To me those are the words of someone who has listened deeply to Zechariah and to Jesus. He is one of the "simple ones," if you will, who are ready to hear God's word, to understand that the foolishness of God is wiser than human wisdom and that the weakness of God is stronger than human strength. Those again are the words of Paul: who is seen to be foolish is really wise, who is seen to be weak is really strong when we follow the way of Jesus.
It's difficult for us to give up our sophisticated ways of looking at things and thinking we know how to bring peace just from our human wisdom. It's very difficult to give that up as we try to accept the wisdom of Jesus, the wisdom of God.

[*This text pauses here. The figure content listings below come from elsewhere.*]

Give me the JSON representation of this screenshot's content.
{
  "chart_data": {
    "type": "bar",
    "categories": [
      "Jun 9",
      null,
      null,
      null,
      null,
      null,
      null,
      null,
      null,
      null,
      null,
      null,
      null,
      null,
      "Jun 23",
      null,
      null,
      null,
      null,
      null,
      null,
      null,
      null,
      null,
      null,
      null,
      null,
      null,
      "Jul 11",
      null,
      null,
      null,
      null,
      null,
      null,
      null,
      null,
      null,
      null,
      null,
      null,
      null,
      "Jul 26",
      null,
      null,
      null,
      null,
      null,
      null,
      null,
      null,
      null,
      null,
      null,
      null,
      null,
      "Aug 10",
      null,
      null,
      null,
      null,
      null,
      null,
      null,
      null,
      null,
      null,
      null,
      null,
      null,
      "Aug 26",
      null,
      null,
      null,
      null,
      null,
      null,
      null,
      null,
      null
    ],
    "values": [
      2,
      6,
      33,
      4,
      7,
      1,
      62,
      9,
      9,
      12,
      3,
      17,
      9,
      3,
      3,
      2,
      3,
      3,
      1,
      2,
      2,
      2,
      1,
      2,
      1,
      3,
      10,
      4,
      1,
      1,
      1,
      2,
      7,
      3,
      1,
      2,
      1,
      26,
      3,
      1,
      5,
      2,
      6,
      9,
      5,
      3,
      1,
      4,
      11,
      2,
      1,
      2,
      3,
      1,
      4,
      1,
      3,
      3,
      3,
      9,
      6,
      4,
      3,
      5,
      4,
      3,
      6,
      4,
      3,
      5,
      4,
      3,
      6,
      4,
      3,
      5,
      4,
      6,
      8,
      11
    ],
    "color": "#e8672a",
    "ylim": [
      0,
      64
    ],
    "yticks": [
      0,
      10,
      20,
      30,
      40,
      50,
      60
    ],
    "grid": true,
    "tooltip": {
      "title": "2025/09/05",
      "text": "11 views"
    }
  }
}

But in the Gospel today Jesus invites us to take his yoke upon us and I hope you will try to get this image. What he's talking about, of course, is a harsh wooden yoke that was used on an ox and that ox was paired with another ox; the big yoke would connected the two together. Well, Jesus is saying, "Take my yoke. Be yoked together with me and I will lead you. I will carry you. I will bring you to where you have to go in order to understand my ways. Jesus said, "I will carry you with me until you deeply understand and are able to follow the way to true peace in the world." Listen carefully, then, to Jesus. "Take my yoke upon you." Do that and Jesus will show us the way, and we will be able to be among those who bring his peace to our world.
In the name of the father and of the son and of the Holy Spirit. Amen.